To illustrate the value of incorporating critical gerontology and critical disability studies, we use Wave 5 from the National Health and Aging Trends Study (NHATS) (n=7,070), a nationally representative sample of Medicare enrollees 65 and older who reside in the community or in residential care (not nursing home) facilities living in the contiguous US. We use a series of linear regressions to examine the relationship between ADL, IADL, and mobility unmet need consequences and social participation. Additional covariates include age category, race and ethnicity, gender, Medicaid beneficiary status, cognition, number of chronic conditions, and social network size.

Results

Results from the linear regressions show a significant, negative relationship between total unmet need consequences and social participation (p < .001). When that relationship is further specified into types of unmet care need consequence (ADL, IADL, and mobility), we find that ADL and mobility unmet need consequences are driving this relationship (p < .001). There is no significant association between IADL unmet need consequence and social participation.

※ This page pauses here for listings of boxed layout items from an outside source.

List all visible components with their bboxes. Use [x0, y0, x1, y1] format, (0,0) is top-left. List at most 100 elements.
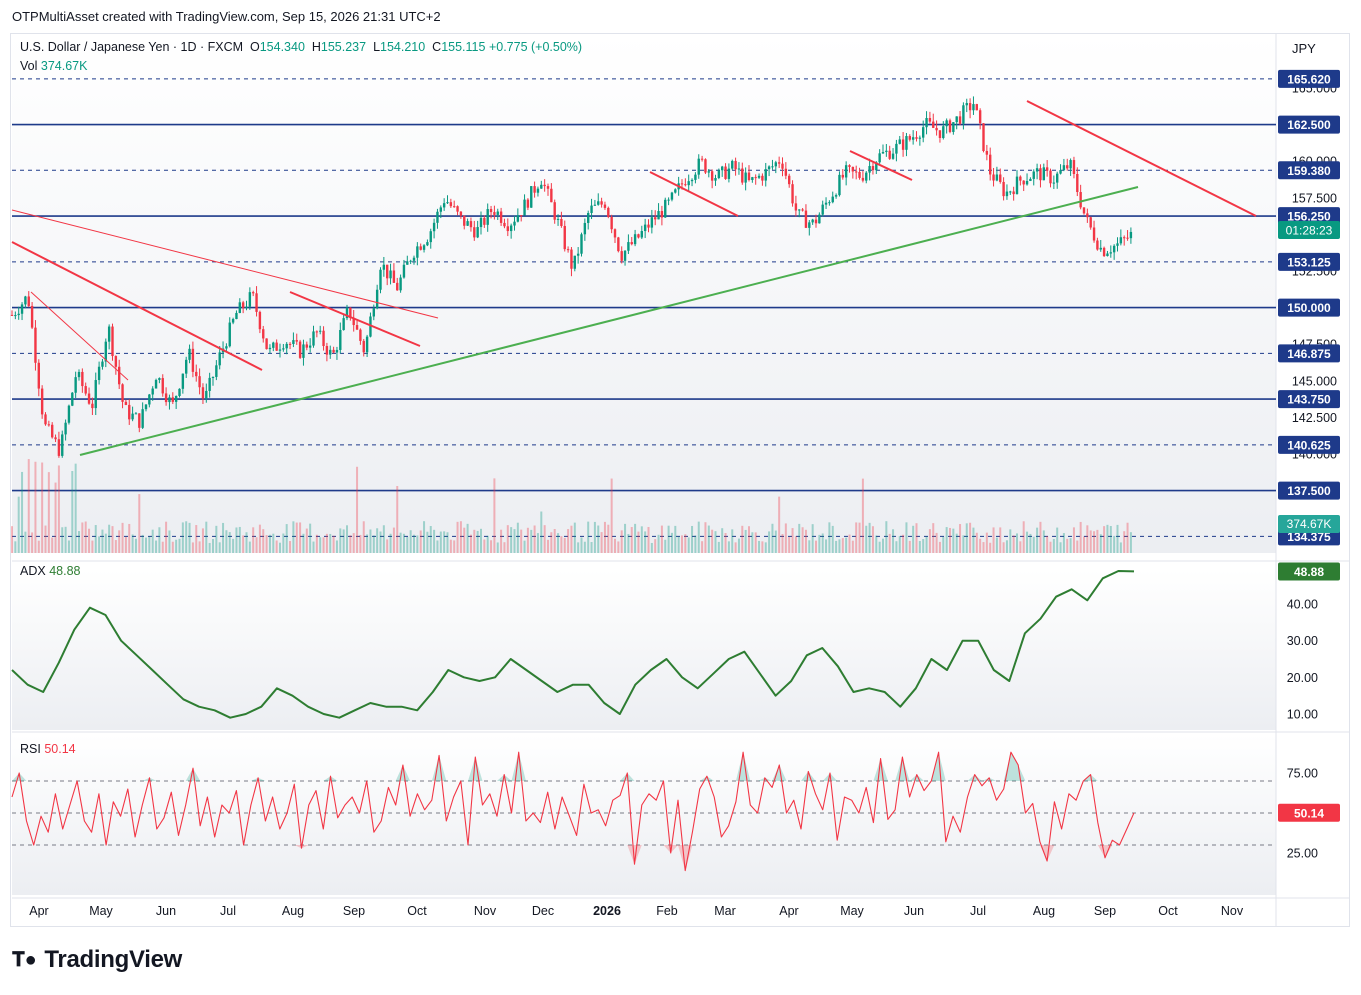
volume-bar	[995, 537, 998, 553]
rsi-oversold-fill	[670, 845, 678, 853]
volume-bar	[637, 531, 640, 553]
candle-body	[1015, 176, 1019, 195]
volume-bar	[255, 537, 258, 553]
level-tag-label: 140.625	[1287, 438, 1331, 452]
volume-bar	[734, 542, 737, 553]
candle-body	[788, 175, 791, 185]
level-tag	[1278, 344, 1340, 363]
candle-body	[34, 327, 37, 363]
rsi-oversold-fill	[1105, 845, 1113, 858]
rsi-oversold-fill	[301, 845, 309, 849]
volume-bar	[955, 533, 958, 553]
volume-bar	[34, 461, 37, 553]
rsi-overbought-fill	[895, 757, 903, 781]
volume-bar	[242, 535, 245, 553]
candle-body	[312, 331, 315, 346]
volume-bar	[597, 525, 600, 553]
volume-bar	[84, 521, 87, 553]
volume-bar	[128, 523, 131, 553]
candle-body	[14, 315, 17, 317]
tradingview-logo[interactable]: 𝐓● TradingView	[12, 946, 182, 974]
candle-body	[1005, 191, 1009, 197]
volume-bar	[282, 533, 285, 553]
candle-body	[761, 175, 764, 181]
candle-body	[436, 211, 439, 223]
candle-body	[335, 349, 339, 353]
volume-bar	[1026, 531, 1029, 553]
level-tag-label: 165.620	[1287, 72, 1331, 86]
volume-bar	[218, 542, 221, 553]
volume-bar	[952, 528, 955, 553]
candle-body	[520, 215, 523, 217]
candle-body	[506, 226, 509, 232]
trendline-red	[1026, 100, 1257, 217]
volume-bar	[704, 522, 707, 553]
candle-body	[734, 160, 737, 170]
candle-body	[134, 413, 138, 415]
volume-bar	[118, 530, 121, 553]
candle-body	[647, 224, 650, 228]
time-tick-label: Aug	[282, 904, 304, 918]
volume-legend[interactable]: Vol 374.67K	[20, 59, 87, 73]
adx-legend[interactable]: ADX 48.88	[20, 564, 80, 578]
volume-bar	[131, 534, 134, 553]
candle-body	[1056, 173, 1059, 183]
candle-body	[908, 136, 911, 140]
candle-body	[40, 388, 44, 415]
volume-bar	[788, 537, 791, 553]
volume-bar	[151, 529, 154, 553]
volume-bar	[1096, 529, 1099, 553]
candle-body	[429, 231, 432, 243]
volume-bar	[258, 524, 261, 553]
volume-bar	[737, 538, 740, 553]
candle-body	[989, 154, 992, 175]
rsi-overbought-fill	[323, 776, 331, 781]
candle-body	[834, 195, 838, 197]
level-tag	[1278, 161, 1340, 180]
volume-bar	[942, 536, 945, 553]
volume-bar	[644, 531, 647, 553]
volume-bar	[496, 542, 499, 553]
volume-bar	[580, 537, 583, 553]
volume-bar	[667, 525, 670, 553]
candle-body	[114, 356, 118, 367]
candle-body	[707, 171, 710, 173]
volume-bar	[801, 527, 804, 553]
candle-body	[282, 348, 285, 350]
candle-body	[767, 166, 771, 170]
volume-bar	[329, 533, 332, 553]
candle-body	[804, 210, 808, 228]
volume-bar	[265, 535, 268, 553]
candle-body	[868, 166, 871, 173]
volume-bar	[148, 536, 151, 553]
volume-bar	[841, 538, 844, 553]
candle-body	[875, 162, 878, 171]
symbol-legend[interactable]: U.S. Dollar / Japanese Yen · 1D · FXCM O…	[20, 40, 582, 54]
volume-bar	[248, 541, 251, 553]
candle-body	[1112, 245, 1116, 253]
volume-bar	[627, 533, 630, 553]
volume-bar	[664, 539, 667, 553]
candle-body	[456, 206, 459, 212]
rsi-overbought-fill	[829, 773, 838, 781]
candle-body	[885, 150, 888, 153]
countdown-label: 01:28:23	[1286, 223, 1333, 237]
candle-body	[463, 215, 466, 226]
candle-body	[118, 366, 121, 385]
candle-body	[962, 105, 965, 124]
volume-bar	[476, 530, 479, 553]
candle-body	[288, 343, 292, 345]
volume-bar	[513, 529, 516, 553]
candle-body	[831, 196, 834, 203]
volume-bar	[660, 525, 663, 553]
volume-bar	[161, 541, 164, 553]
candle-body	[972, 104, 975, 111]
candle-body	[396, 282, 399, 291]
rsi-legend[interactable]: RSI 50.14	[20, 742, 76, 756]
currency-label[interactable]: JPY	[1292, 41, 1316, 56]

Conclusions and Implications

This project makes visible the impact of unmet care needs and their consequences on social participation for disabled older adults. Our findings indicate that experiencing unmet care needs may not only have detrimental effects on health, but on overall adult wellbeing and may be infringing on the ability of older adults to engage with community to the extent they wish. Traditional approaches to understanding this relationship, such as those utilizing a biomedical perspective or those focusing on active and productive aging, may use these findings to promote the need for individual intervention. By applying a critical gerontology and critical disability perspective, aging researchers are called to reexamine the ways in which we consider social participation, accessibility, and full inclusion of older adults with care needs. We use these findings to encourage gerontologists to interrogate why it is that the social participation of disabled older adults is not enabled in our society and to consider how we must reimagine the structures of aging services and community to achieve social change.